The Labor Department will release its closely watched employment report on Friday at 8:30 a.m. (1330 GMT), little more than a week before the Fed's Dec. 17-18 policy-setting meeting.

Minutes from the U.S. central bank's last meeting in October showed officials were preparing to scale back their monthly $85 billion bond-buying buying campaign in coming months as long as the economy continues to improve.


Economic data so far for the fourth quarter have been mixed, with labor market and consumer spending indicators firming. However, the housing market and business spending have slowed.

A stronger-than-expected reading on job growth in November could stir speculation the central bank might reduce its current pace of bond purchases this month, but most economists feel the Fed will want further signs of economic progress before acting.

"There are still many boxes that remain unchecked. Inflation is too low, income growth is not accelerating," said Thomas Costerg, US economist at Standard Chartered Bank in New York.

"The Fed would like to see the participation rate stabilising. The Fed is in no rush to taper and this report should not change that."

Economists also believe the central bank will probably not want to pull the trigger before lawmakers on Capitol Hill strike a deal to fund the government.

While a few economists look for the Fed to scale back its purchases in December or January, most expect it will hold off until March, and some believe it may wait until June.

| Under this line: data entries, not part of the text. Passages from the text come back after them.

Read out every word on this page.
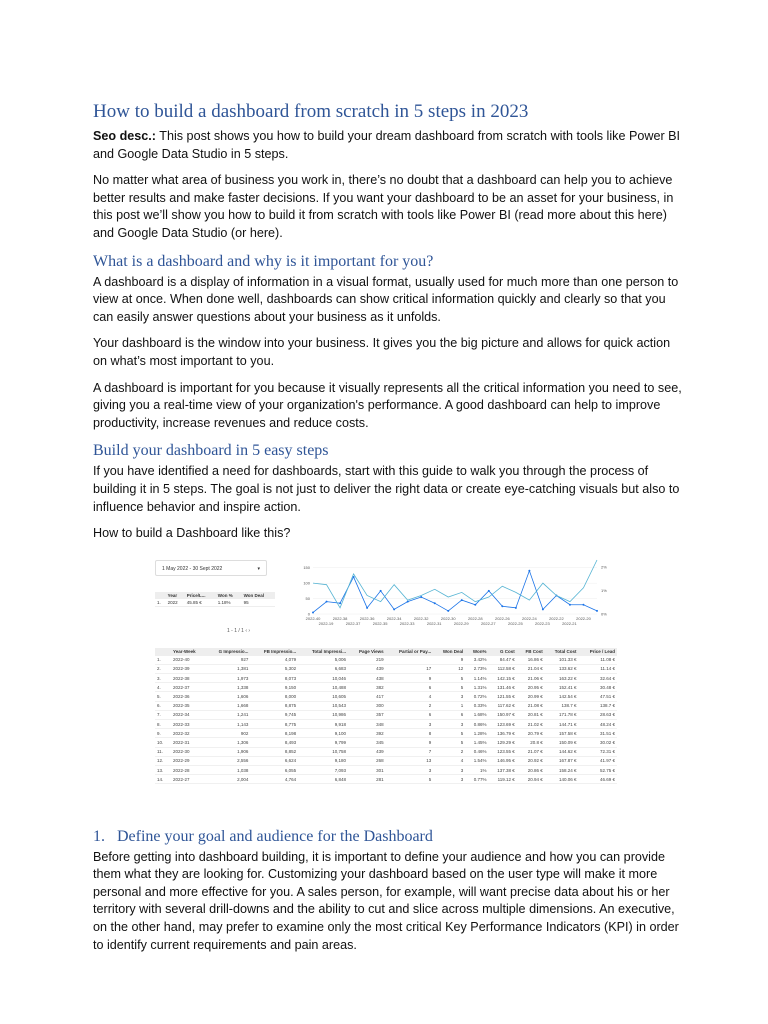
How to build a dashboard from scratch in 5 steps in 2023

Seo desc.: This post shows you how to build your dream dashboard from scratch with tools like Power BI and Google Data Studio in 5 steps.

No matter what area of business you work in, there’s no doubt that a dashboard can help you to achieve better results and make faster decisions. If you want your dashboard to be an asset for your business, in this post we’ll show you how to build it from scratch with tools like Power BI (read more about this here) and Google Data Studio (or here).

What is a dashboard and why is it important for you?

A dashboard is a display of information in a visual format, usually used for much more than one person to view at once. When done well, dashboards can show critical information quickly and clearly so that you can easily answer questions about your business as it unfolds.

Your dashboard is the window into your business. It gives you the big picture and allows for quick action on what’s most important to you.

A dashboard is important for you because it visually represents all the critical information you need to see, giving you a real-time view of your organization's performance. A good dashboard can help to improve productivity, increase revenues and reduce costs.

Build your dashboard in 5 easy steps

If you have identified a need for dashboards, start with this guide to walk you through the process of building it in 5 steps. The goal is not just to deliver the right data or create eye-catching visuals but also to influence behavior and inspire action.

How to build a Dashboard like this?

1 May 2022 - 30 Sept 2022	▾
	Year	Price/L...	Won %	Won Deal
1.	2022	45.85 €	1.18%	95
1 - 1 / 1 ‹ ›
150
100
50
0
2%
1%
0%
2022-40	2022-38	2022-36	2022-34	2022-32	2022-30	2022-28	2022-26	2022-24	2022-22	2022-20
2022-19	2022-37	2022-35	2022-33	2022-31	2022-29	2022-27	2022-25	2022-23	2022-21
	Year-Week	G Impressio...	FB Impressio...	Total Impressi...	Page Views	Partial or Pay...	Won Deal	Won%	G Cost	FB Cost	Total Cost	Price / Lead
1.	2022-40	927	4,079	5,006	219		9	3.42%	84.47 €	16.86 €	101.33 €	11.08 €
2.	2022-39	1,381	5,302	6,683	439	17	12	2.73%	112.58 €	21.04 €	133.62 €	11.14 €
3.	2022-38	1,973	8,073	10,046	438	9	5	1.14%	142.15 €	21.06 €	163.22 €	32.64 €
4.	2022-37	1,338	9,150	10,488	382	6	5	1.31%	131.46 €	20.95 €	152.41 €	30.48 €
5.	2022-36	1,606	8,000	10,605	417	4	3	0.72%	121.55 €	20.99 €	142.54 €	47.51 €
6.	2022-35	1,668	8,875	10,543	300	2	1	0.33%	117.62 €	21.08 €	138.7 €	138.7 €
7.	2022-34	1,241	9,745	10,986	357	6	6	1.68%	150.97 €	20.81 €	171.78 €	28.63 €
8.	2022-33	1,143	8,775	9,918	348	3	3	0.86%	123.69 €	21.02 €	144.71 €	48.24 €
9.	2022-32	902	8,198	9,100	392	8	5	1.28%	136.79 €	20.79 €	157.58 €	31.51 €
10.	2022-31	1,306	8,493	9,799	345	9	5	1.45%	129.29 €	20.8 €	150.09 €	30.02 €
11.	2022-30	1,906	8,852	10,758	439	7	2	0.46%	123.55 €	21.07 €	144.62 €	72.31 €
12.	2022-29	2,556	6,624	9,180	268	13	4	1.54%	146.95 €	20.92 €	167.87 €	41.97 €
13.	2022-28	1,038	6,055	7,093	301	3	3	1%	137.38 €	20.86 €	158.24 €	52.75 €
14.	2022-27	2,004	4,764	6,848	281	5	3	0.77%	119.12 €	20.94 €	140.06 €	46.69 €
1. Define your goal and audience for the Dashboard

Before getting into dashboard building, it is important to define your audience and how you can provide them what they are looking for. Customizing your dashboard based on the user type will make it more personal and more effective for you. A sales person, for example, will want precise data about his or her territory with several drill-downs and the ability to cut and slice across multiple dimensions. An executive, on the other hand, may prefer to examine only the most critical Key Performance Indicators (KPI) in order to identify current requirements and pain areas.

Economists expect the anticipated job gains in November to be broad-based. Government payrolls are forecast being flat, with hiring by state and local governments offsetting a decline in federal government employment.

Manufacturing payrolls are expected to rise for a fourth straight month and construction employment likely added to October's gains even as the housing recovery slowed.

Retail employment is expected to increase, but a late Thanksgiving holiday could have resulted in some of the seasonal hiring not being captured in November's report. Leisure and hospitality, as well as professional and business services payrolls are also expected to show gains.

Other details of the report are expected to show average hourly earnings rose by 0.2pc after edging up 0.1pc in October. The length of the workweek was expected to rise to an average of 34.5 hours from 34.4 hours.